We both work. We both have household duties. We both have outside duties. It doesn't matter who does more, it only matters that we are both doing something. And when/if adjustments need to be made, we talk about it.

I have just had to learn that he is not me, and I am not him. That is a good thing. So, I don't criticize him for not going at such a frenetic pace as me, and he does not criticize me for, um, nailing bathmats to the floor, crashing into the lamppost with the mower (more than once), using the mower as a mulcher, getting the truck stuck on a cement pylon, using the minivan to jump a break in the road...and other such "hypothetical" situations.

Guest LiterateParakeet
Posted

What if the issue she's struggling with is that she's lazy? Serious question.

Who gets to make that call? Just because someone thinks she is lazy doesn't make it so. Maybe the person making the "lazy' judgement is ignorant.

Sorry if I seem irritable. I am. I have been irritable for days, and one of the things bogging me down is stressing about my messy house. I work full-time, but it wasn't any better when I was a stay-at-home mom. So when I logged on last night and read these two threads, I was certain of only one thing--Satan is real. Seriously, kick me when I am down. I swear.

I have seriious emotional issues due to being severly abused as a child. If my house is "too clean" it gives me severe anxiety. If it is too messy, it's triggering...I mean "flashbacks" of my step-father beating my mother (and you don't want to know what he did to me for interfering)...triggering. (yes, I'm in therapy)

When my hometeachers come over (if they bother to come at all), I wonder if they look at my cluttered house and want to ask if the RS can help me. AND yet, they know I am going through a hard time and never in three years have either of them looked me in the eye and asked a sincere "how are you?" like they really care....but yeah, someone would love to clean my house.

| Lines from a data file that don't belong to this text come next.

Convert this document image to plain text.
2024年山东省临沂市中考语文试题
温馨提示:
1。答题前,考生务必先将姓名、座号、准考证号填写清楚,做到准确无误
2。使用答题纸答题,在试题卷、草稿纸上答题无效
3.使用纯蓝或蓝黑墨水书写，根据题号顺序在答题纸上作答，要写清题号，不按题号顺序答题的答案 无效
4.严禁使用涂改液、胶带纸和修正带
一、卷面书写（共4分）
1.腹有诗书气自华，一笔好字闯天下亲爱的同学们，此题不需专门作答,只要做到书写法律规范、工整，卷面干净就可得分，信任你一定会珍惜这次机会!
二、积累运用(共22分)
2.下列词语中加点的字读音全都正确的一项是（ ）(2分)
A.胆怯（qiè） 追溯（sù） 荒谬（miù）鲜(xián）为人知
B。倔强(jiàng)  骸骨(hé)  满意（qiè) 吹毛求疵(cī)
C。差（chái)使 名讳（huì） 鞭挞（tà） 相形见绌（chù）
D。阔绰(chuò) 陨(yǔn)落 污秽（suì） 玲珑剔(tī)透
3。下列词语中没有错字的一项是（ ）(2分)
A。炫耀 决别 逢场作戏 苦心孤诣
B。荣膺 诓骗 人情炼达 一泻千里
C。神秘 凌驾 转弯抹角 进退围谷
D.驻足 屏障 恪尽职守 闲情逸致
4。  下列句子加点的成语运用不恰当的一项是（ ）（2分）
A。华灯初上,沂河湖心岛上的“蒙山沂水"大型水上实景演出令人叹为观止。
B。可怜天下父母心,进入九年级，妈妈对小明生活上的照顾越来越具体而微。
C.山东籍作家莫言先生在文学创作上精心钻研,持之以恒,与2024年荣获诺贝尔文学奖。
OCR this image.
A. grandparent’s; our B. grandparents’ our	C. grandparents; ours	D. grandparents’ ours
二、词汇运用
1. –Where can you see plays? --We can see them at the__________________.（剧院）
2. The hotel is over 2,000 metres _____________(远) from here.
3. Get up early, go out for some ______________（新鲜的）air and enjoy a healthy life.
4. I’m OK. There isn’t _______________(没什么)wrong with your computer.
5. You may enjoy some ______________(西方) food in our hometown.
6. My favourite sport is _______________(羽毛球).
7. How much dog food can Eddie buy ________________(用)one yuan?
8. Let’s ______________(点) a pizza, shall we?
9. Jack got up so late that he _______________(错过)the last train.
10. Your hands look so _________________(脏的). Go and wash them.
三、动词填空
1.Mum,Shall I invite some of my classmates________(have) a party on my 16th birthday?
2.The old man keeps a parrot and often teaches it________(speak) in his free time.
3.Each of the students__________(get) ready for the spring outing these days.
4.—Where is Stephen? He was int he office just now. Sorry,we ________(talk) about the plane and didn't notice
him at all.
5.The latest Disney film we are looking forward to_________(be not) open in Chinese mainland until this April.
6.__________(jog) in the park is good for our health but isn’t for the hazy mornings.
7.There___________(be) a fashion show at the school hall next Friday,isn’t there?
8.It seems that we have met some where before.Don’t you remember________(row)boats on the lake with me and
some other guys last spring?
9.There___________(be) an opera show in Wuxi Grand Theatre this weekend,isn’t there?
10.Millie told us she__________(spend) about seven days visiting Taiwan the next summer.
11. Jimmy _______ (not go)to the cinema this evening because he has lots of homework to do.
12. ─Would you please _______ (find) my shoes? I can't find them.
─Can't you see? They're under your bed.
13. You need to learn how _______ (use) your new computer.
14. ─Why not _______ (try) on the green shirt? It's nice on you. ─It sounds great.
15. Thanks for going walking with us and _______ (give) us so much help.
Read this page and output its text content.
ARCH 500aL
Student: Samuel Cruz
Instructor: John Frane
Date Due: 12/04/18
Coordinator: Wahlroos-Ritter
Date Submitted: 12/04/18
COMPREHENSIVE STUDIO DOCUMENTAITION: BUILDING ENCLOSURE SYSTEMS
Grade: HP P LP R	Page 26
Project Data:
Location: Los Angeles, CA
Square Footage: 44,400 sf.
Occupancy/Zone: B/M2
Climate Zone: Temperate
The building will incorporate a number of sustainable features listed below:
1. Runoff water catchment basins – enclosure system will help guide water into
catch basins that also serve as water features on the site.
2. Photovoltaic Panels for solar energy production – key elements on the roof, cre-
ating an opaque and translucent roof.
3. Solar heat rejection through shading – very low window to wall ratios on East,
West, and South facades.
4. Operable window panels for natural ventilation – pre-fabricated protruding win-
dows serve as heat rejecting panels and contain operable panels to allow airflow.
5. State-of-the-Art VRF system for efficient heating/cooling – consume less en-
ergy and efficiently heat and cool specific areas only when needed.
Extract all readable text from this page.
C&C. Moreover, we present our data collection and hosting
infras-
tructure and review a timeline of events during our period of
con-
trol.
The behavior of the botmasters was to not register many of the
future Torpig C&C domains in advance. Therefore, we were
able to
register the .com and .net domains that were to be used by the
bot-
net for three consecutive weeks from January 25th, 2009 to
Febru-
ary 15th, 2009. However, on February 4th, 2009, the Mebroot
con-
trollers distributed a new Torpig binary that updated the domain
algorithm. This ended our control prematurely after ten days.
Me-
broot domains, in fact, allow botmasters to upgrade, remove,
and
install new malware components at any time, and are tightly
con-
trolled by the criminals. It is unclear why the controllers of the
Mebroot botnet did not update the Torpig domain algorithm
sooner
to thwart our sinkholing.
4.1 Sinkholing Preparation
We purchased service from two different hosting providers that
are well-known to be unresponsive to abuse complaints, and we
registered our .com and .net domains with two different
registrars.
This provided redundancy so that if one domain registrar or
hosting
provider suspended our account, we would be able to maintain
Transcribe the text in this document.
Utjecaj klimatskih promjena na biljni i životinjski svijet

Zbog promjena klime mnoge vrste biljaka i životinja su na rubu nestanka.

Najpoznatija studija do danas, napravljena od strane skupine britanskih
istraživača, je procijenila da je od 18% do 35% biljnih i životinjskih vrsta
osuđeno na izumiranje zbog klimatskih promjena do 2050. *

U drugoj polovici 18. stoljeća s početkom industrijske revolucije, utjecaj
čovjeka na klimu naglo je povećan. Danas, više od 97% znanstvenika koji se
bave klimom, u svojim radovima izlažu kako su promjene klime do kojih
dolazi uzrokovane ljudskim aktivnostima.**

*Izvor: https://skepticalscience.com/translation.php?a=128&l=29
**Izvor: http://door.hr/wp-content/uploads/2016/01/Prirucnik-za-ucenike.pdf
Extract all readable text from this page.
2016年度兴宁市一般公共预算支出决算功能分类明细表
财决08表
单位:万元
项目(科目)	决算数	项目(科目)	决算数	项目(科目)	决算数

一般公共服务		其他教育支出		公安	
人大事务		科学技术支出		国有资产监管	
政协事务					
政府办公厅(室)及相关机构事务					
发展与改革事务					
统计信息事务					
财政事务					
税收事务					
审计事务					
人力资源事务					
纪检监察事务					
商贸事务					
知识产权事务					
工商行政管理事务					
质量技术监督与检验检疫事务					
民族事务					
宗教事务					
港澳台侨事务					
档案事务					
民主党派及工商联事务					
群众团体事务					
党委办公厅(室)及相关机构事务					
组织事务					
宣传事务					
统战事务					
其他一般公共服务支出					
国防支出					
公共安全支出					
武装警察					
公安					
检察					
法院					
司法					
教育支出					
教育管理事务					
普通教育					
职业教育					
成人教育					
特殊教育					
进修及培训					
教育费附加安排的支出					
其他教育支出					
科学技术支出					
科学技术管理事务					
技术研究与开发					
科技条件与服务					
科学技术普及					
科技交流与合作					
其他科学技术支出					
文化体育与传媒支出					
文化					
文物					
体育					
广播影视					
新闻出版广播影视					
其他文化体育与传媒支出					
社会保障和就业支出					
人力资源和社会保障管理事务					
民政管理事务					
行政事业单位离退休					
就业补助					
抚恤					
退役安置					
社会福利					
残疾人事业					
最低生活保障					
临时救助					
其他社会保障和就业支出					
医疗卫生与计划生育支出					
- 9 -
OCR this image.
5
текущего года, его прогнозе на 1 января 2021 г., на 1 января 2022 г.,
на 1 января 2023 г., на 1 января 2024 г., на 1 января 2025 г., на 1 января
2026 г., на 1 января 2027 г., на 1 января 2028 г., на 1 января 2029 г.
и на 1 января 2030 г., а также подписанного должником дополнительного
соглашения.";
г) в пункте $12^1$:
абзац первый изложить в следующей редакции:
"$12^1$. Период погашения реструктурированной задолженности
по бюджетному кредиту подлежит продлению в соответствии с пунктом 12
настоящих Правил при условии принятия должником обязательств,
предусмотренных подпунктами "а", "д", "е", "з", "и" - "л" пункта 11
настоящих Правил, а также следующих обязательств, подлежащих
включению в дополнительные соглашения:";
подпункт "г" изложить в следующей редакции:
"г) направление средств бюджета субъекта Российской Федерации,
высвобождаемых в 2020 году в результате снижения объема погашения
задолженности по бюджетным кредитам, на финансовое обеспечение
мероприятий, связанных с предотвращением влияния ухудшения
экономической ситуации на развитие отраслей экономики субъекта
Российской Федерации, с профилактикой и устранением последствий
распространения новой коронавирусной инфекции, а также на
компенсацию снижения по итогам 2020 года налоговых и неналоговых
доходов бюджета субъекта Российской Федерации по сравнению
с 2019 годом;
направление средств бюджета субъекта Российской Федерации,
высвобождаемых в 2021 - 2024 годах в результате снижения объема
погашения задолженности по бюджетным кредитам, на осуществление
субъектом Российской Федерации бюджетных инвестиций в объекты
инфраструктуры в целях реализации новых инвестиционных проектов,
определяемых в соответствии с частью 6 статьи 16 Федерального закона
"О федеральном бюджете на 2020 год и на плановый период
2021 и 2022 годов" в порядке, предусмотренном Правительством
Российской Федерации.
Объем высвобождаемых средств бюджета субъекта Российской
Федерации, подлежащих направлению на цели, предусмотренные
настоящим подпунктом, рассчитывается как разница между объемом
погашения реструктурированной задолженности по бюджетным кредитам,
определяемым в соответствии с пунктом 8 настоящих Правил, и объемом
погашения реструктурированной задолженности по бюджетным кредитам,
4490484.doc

Why is it harder to say I am a slob, than I have DID? (you can read about it on my blog)

Why is it easier to clean someone's house than to GENUINELY love them?

And yeah, it is easier to proclaim someone lazy, than to try and get to the heart of the problem.

Posted (edited)

In both of your threads, you forgot about us SAHD(stay at home Dad's).....:)

It really does not matter which parent stays at home. I think it makes a difference when one parent is able to though, but financial situations may ny allow that.

Regardless, marriage is a partnership, it is not always equal, and life is not fair. If two people have dedicated their life to each other, and made the commitment to have children(which means You shoe them, house them, cloth them, pay for college and a mission if one goes...I do not mean to offend, BUT IF YOU CAN'T AFFORD THEM, DON'T HAVE THEM) then you work as a team, united in your goals, always staying focused on what needs to be done.

Contention in the home is unacceptable, especially over petty things. In the grand scheme of things, dishes that remain overnight in the sink, or vacuuming the house once a week rather than every day does not really matter.